Was hat es mit dieser Form des Protests auf sich? Was macht sie besonders und wodurch zeichnet sie sich aus?

Ein Überblick über wichtige Aktionen des Zivilen Ungehorsams:

  • 1930 war Indien noch nicht unabhängig. Die britischen Kolonialherren hatten bestimmte Monopole inne. Dazu gehörte auch die Salzherstellung. Indern war es verboten Salz zu gewinnnen, zu besitzen oder zu verkaufen. Doch gerade die hart arbeitende Bevölkerung brauchte dringend Salz, um ihren Körper gesund zu halten.

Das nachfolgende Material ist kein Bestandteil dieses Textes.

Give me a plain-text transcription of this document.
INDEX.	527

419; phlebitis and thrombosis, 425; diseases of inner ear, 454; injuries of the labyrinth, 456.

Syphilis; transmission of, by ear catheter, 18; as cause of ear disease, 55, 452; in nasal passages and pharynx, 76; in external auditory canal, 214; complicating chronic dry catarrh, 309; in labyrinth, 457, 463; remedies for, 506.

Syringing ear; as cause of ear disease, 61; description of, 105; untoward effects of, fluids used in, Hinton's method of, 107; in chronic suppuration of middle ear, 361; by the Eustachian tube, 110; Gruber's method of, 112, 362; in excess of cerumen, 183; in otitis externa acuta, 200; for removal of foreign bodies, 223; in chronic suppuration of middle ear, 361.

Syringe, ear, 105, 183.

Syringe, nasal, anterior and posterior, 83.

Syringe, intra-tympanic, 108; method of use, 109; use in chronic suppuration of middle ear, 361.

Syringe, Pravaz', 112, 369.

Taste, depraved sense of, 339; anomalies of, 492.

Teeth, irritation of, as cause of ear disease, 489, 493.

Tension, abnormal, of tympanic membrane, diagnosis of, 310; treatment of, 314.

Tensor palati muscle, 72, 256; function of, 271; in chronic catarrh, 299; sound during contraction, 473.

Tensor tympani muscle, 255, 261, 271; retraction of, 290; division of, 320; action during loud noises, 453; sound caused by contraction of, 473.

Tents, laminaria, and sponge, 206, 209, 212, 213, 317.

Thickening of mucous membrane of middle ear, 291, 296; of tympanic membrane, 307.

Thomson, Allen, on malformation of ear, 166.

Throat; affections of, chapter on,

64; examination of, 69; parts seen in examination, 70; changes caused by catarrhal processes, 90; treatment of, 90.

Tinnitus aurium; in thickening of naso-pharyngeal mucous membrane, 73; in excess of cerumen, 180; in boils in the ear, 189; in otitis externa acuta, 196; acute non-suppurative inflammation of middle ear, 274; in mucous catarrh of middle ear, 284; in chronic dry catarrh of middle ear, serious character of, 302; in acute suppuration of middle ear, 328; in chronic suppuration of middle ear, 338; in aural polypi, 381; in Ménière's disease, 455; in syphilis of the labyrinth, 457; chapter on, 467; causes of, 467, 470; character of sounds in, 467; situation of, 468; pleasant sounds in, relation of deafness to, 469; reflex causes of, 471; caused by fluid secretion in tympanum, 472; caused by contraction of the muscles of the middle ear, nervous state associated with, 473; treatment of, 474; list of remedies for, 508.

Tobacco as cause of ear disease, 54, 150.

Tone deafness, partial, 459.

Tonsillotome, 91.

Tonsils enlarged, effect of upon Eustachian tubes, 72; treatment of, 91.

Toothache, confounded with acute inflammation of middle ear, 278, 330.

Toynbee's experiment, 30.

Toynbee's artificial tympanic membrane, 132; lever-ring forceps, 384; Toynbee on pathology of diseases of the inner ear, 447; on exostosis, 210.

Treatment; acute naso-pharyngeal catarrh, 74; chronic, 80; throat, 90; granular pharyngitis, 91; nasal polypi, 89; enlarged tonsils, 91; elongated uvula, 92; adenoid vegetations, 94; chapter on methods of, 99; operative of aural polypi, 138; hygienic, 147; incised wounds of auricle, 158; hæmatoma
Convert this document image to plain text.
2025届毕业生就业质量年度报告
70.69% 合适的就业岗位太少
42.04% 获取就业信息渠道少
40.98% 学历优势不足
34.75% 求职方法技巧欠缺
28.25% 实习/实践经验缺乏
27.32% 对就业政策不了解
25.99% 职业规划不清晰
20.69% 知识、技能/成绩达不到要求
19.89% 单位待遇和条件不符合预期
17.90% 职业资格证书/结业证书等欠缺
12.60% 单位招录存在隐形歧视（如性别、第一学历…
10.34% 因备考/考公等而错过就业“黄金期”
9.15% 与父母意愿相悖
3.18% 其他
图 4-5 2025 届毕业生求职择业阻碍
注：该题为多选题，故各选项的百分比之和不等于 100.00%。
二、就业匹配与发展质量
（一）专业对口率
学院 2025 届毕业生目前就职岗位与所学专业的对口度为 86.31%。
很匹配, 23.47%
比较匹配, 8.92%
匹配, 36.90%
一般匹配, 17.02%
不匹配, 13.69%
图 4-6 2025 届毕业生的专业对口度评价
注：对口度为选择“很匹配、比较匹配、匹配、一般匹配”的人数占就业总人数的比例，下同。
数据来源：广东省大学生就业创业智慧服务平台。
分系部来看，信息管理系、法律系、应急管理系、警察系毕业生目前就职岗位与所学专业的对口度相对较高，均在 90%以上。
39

    Als Zeichen des Protests machte sich Gandhi mit seinen Anhängern auf einen tagelangen Marsch an die Küste. Dort ließen sie Salzwasser auf ihren Händen verdunsten bis lediglich das Salz übrig blieb. Ohne sich zu wehren ließen sich zahlreiche Teilnehmer mit Knüppeln verprügeln.
    Es ist eine der bekanntesten Aktionen des Zivilen Ungehorsams und des Gewaltfreien Widerstands.
  • Wer als Afroamerikaner in den 50ern in den Südstaaten Bus fahren wollte hatte es an sich nicht schwer. Er musste nur ein paar Regeln befolgen: er durfte nicht vorne im Bus sitzen, denn dort war für Weiße reserviert. Sollte ein Weißer keinen Sitzplatz mehr im für ihn reservierten Teil des Busses bekommen, muss für ihn Platz gemacht werden.
    Doch Rosa Parks wollte keinen Platz machen. Sie wollte sich nicht unterordnen, nicht immer nachgeben. Der Busfahrer meldete sie der Polizei, welche Parks verhaftete und vors Gericht stellte. Unterstützer von Rosa Parks riefen daraufhin einen Busboykott aus, der 381 Tage andauerte. 1956 wurde die Rassentrennung in Öffentlichen Verkehrsmitteln für verfassungswidrig erklärt.
  • 1983 – Der Ost-West-Konflikt spitzt sich immer weiter zu. Als Ergebnis des sogenannten “NATO-Doppelbeschluss” sollen im schwäbischen Mutlangen 36 Mittelstreckenraketen stationiert werden. 3 Tage lang beteiligten sich Prominente, Studenten und vor allem auch ältere Bürger an einer Sitzblockade des US-Airfields, auf dem die Raketen stationiert werden sollten.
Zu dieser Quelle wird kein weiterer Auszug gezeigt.